Join our central DevOps Engineering Services organization at Swift, committed to reshaping the developer experience. As a Site Reliability Engineer, you'll be pivotal in crafting end-to-end delivery pipelines, ensuring seamless integration, deployment of infrastructure and software, and providing essential maintenance and support to our developer community.
Requirements
- Contribute to deployment phases with a focus on scalability, reliability, and operability of ELK and Kafka solutions.
- Develop automation scripts, infrastructure as code, and tooling using industry best practices to improve system reliability, reduce manual effort, and enable self-service.
- Analyze production issues, identify root causes, and implement long-term reliability improvements through automation, alerting, monitoring, and architectural enhancements.
- Work collaboratively with other team members and provide guidance to more junior team members.
- Organize an efficient handover through high quality documentation and training.
- Automate the deployment and operation of multi-tenant infrastructure, handling tasks that ensure system resilience and availability.
- Develop and maintain monitoring tools, dashboards, and self-healing mechanisms.
- Participate in on-call rotations, weekend deployment duty, conduct blameless postmortems, and drive continuous learning.

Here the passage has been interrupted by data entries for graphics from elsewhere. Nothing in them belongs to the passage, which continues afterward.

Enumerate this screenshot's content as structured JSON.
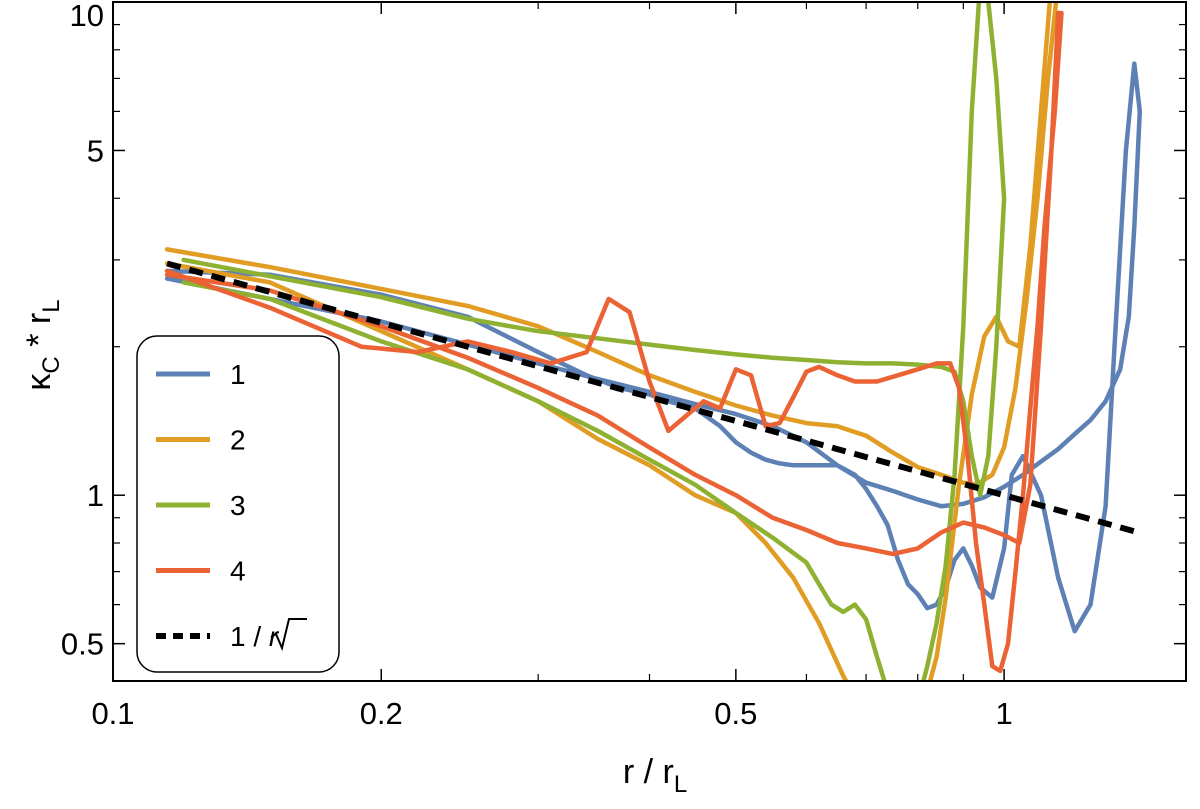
{
  "chart_data": {
    "type": "line",
    "xlabel": {
      "main": "r / r",
      "sub": "L"
    },
    "ylabel": {
      "main": "κ",
      "main_sub": "C",
      "mid": " * r",
      "sub": "L"
    },
    "xscale": "log",
    "yscale": "log",
    "xlim": [
      0.1,
      1.6
    ],
    "ylim": [
      0.42,
      10
    ],
    "x_ticks": [
      {
        "value": 0.1,
        "label": "0.1"
      },
      {
        "value": 0.2,
        "label": "0.2"
      },
      {
        "value": 0.5,
        "label": "0.5"
      },
      {
        "value": 1,
        "label": "1"
      }
    ],
    "x_minor_ticks": [
      0.3,
      0.4,
      0.6,
      0.7,
      0.8,
      0.9
    ],
    "y_ticks": [
      {
        "value": 0.5,
        "label": "0.5"
      },
      {
        "value": 1,
        "label": "1"
      },
      {
        "value": 5,
        "label": "5"
      },
      {
        "value": 10,
        "label": "10"
      }
    ],
    "y_minor_ticks": [
      0.6,
      0.7,
      0.8,
      0.9,
      2,
      3,
      4,
      6,
      7,
      8,
      9
    ],
    "grid": false,
    "legend_position": "bottom-left",
    "series": [
      {
        "name": "1",
        "color": "#5E81B5",
        "dash": false,
        "x": [
          0.115,
          0.15,
          0.2,
          0.25,
          0.3,
          0.35,
          0.4,
          0.45,
          0.5,
          0.55,
          0.6,
          0.65,
          0.7,
          0.75,
          0.8,
          0.85,
          0.9,
          0.95,
          1.0,
          1.05,
          1.1,
          1.15,
          1.2,
          1.25,
          1.3,
          1.35,
          1.38,
          1.4,
          1.42,
          1.4,
          1.37,
          1.33,
          1.3,
          1.25,
          1.2,
          1.15,
          1.1,
          1.05,
          1.02,
          1.0,
          0.97,
          0.94,
          0.92,
          0.9,
          0.88,
          0.86,
          0.84,
          0.82,
          0.8,
          0.78,
          0.76,
          0.74,
          0.72,
          0.7,
          0.68,
          0.65,
          0.62,
          0.6,
          0.58,
          0.56,
          0.54,
          0.52,
          0.5,
          0.48,
          0.45,
          0.42,
          0.4,
          0.37,
          0.34,
          0.3,
          0.25,
          0.2,
          0.15,
          0.115
        ],
        "y": [
          2.75,
          2.5,
          2.25,
          2.02,
          1.85,
          1.72,
          1.62,
          1.53,
          1.46,
          1.38,
          1.28,
          1.15,
          1.06,
          1.02,
          0.98,
          0.95,
          0.96,
          0.99,
          1.04,
          1.1,
          1.17,
          1.24,
          1.33,
          1.42,
          1.55,
          1.8,
          2.3,
          3.5,
          6.0,
          7.5,
          5.0,
          2.0,
          0.95,
          0.6,
          0.53,
          0.68,
          1.0,
          1.2,
          1.1,
          0.78,
          0.62,
          0.65,
          0.72,
          0.78,
          0.74,
          0.65,
          0.6,
          0.59,
          0.63,
          0.66,
          0.74,
          0.87,
          0.95,
          1.03,
          1.1,
          1.15,
          1.15,
          1.15,
          1.15,
          1.16,
          1.18,
          1.22,
          1.28,
          1.38,
          1.5,
          1.55,
          1.6,
          1.65,
          1.75,
          1.95,
          2.3,
          2.55,
          2.8,
          2.85
        ]
      },
      {
        "name": "2",
        "color": "#E19C24",
        "dash": false,
        "x": [
          0.115,
          0.15,
          0.2,
          0.25,
          0.3,
          0.35,
          0.4,
          0.45,
          0.5,
          0.55,
          0.6,
          0.65,
          0.7,
          0.75,
          0.8,
          0.85,
          0.9,
          0.93,
          0.97,
          1.0,
          1.03,
          1.06,
          1.09,
          1.12,
          1.15,
          1.13,
          1.1,
          1.07,
          1.04,
          1.01,
          0.98,
          0.95,
          0.92,
          0.89,
          0.86,
          0.84,
          0.82,
          0.8,
          0.78,
          0.76,
          0.74,
          0.72,
          0.7,
          0.68,
          0.66,
          0.62,
          0.58,
          0.54,
          0.5,
          0.45,
          0.4,
          0.35,
          0.3,
          0.25,
          0.2,
          0.15,
          0.115
        ],
        "y": [
          3.15,
          2.9,
          2.62,
          2.42,
          2.2,
          1.95,
          1.75,
          1.62,
          1.52,
          1.45,
          1.4,
          1.38,
          1.32,
          1.22,
          1.14,
          1.1,
          1.06,
          1.05,
          1.1,
          1.25,
          1.65,
          2.5,
          4.0,
          7.0,
          11.0,
          11.0,
          6.0,
          3.2,
          2.0,
          2.05,
          2.3,
          2.1,
          1.6,
          1.05,
          0.62,
          0.47,
          0.4,
          0.38,
          0.38,
          0.38,
          0.38,
          0.38,
          0.38,
          0.39,
          0.43,
          0.55,
          0.68,
          0.8,
          0.92,
          1.0,
          1.15,
          1.3,
          1.55,
          1.8,
          2.15,
          2.7,
          2.95
        ]
      },
      {
        "name": "3",
        "color": "#8FB131",
        "dash": false,
        "x": [
          0.12,
          0.15,
          0.2,
          0.25,
          0.3,
          0.35,
          0.4,
          0.45,
          0.5,
          0.55,
          0.6,
          0.65,
          0.7,
          0.75,
          0.8,
          0.85,
          0.88,
          0.9,
          0.92,
          0.94,
          0.96,
          0.98,
          1.0,
          0.98,
          0.96,
          0.94,
          0.92,
          0.9,
          0.88,
          0.86,
          0.84,
          0.82,
          0.8,
          0.79,
          0.78,
          0.77,
          0.76,
          0.75,
          0.74,
          0.72,
          0.7,
          0.68,
          0.66,
          0.64,
          0.62,
          0.6,
          0.55,
          0.5,
          0.45,
          0.4,
          0.35,
          0.3,
          0.25,
          0.2,
          0.15,
          0.12
        ],
        "y": [
          3.0,
          2.78,
          2.52,
          2.28,
          2.15,
          2.08,
          2.02,
          1.97,
          1.93,
          1.9,
          1.88,
          1.86,
          1.85,
          1.85,
          1.84,
          1.82,
          1.78,
          1.55,
          1.2,
          1.0,
          1.2,
          2.0,
          4.0,
          7.0,
          10.0,
          11.0,
          6.0,
          2.2,
          1.1,
          0.72,
          0.55,
          0.45,
          0.38,
          0.38,
          0.38,
          0.38,
          0.38,
          0.38,
          0.4,
          0.47,
          0.56,
          0.6,
          0.58,
          0.6,
          0.66,
          0.73,
          0.82,
          0.92,
          1.05,
          1.18,
          1.35,
          1.55,
          1.8,
          2.05,
          2.5,
          2.7
        ]
      },
      {
        "name": "4",
        "color": "#EB6235",
        "dash": false,
        "x": [
          0.115,
          0.15,
          0.19,
          0.22,
          0.25,
          0.28,
          0.31,
          0.34,
          0.36,
          0.38,
          0.4,
          0.42,
          0.44,
          0.46,
          0.48,
          0.5,
          0.52,
          0.54,
          0.56,
          0.58,
          0.6,
          0.62,
          0.65,
          0.68,
          0.72,
          0.76,
          0.8,
          0.84,
          0.87,
          0.89,
          0.91,
          0.93,
          0.95,
          0.97,
          0.99,
          1.01,
          1.03,
          1.05,
          1.07,
          1.09,
          1.11,
          1.14,
          1.16,
          1.15,
          1.13,
          1.1,
          1.07,
          1.04,
          1.0,
          0.95,
          0.9,
          0.85,
          0.8,
          0.75,
          0.7,
          0.65,
          0.6,
          0.55,
          0.5,
          0.45,
          0.4,
          0.35,
          0.3,
          0.25,
          0.2,
          0.15,
          0.115
        ],
        "y": [
          2.85,
          2.4,
          2.0,
          1.95,
          2.05,
          1.95,
          1.85,
          1.95,
          2.5,
          2.35,
          1.7,
          1.35,
          1.45,
          1.55,
          1.5,
          1.8,
          1.75,
          1.38,
          1.4,
          1.58,
          1.78,
          1.82,
          1.75,
          1.7,
          1.7,
          1.75,
          1.8,
          1.85,
          1.85,
          1.65,
          1.2,
          0.8,
          0.6,
          0.45,
          0.44,
          0.5,
          0.7,
          1.0,
          1.5,
          2.2,
          3.5,
          6.0,
          9.5,
          9.5,
          5.0,
          2.2,
          1.05,
          0.8,
          0.83,
          0.86,
          0.88,
          0.84,
          0.78,
          0.76,
          0.78,
          0.8,
          0.85,
          0.9,
          1.0,
          1.1,
          1.25,
          1.45,
          1.65,
          1.9,
          2.2,
          2.6,
          2.8
        ]
      },
      {
        "name": "1 / √r",
        "legend_label_prefix": "1 / ",
        "legend_label_root": "r",
        "color": "#000000",
        "dash": true,
        "x": [
          0.115,
          1.4
        ],
        "y": [
          2.95,
          0.845
        ]
      }
    ]
  }
}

- Work closely with developers, product teams, and engineering stakeholders to troubleshoot issues, improve systems, and integrate reliability improvements
- Collaborate with technical teams on operational concerns of integration solutions on ELK platform.
Benefits
- Competitive package
- Freedom to be yourself
- Diverse and inclusive environment
- Opportunity to make a difference
- Career development opportunities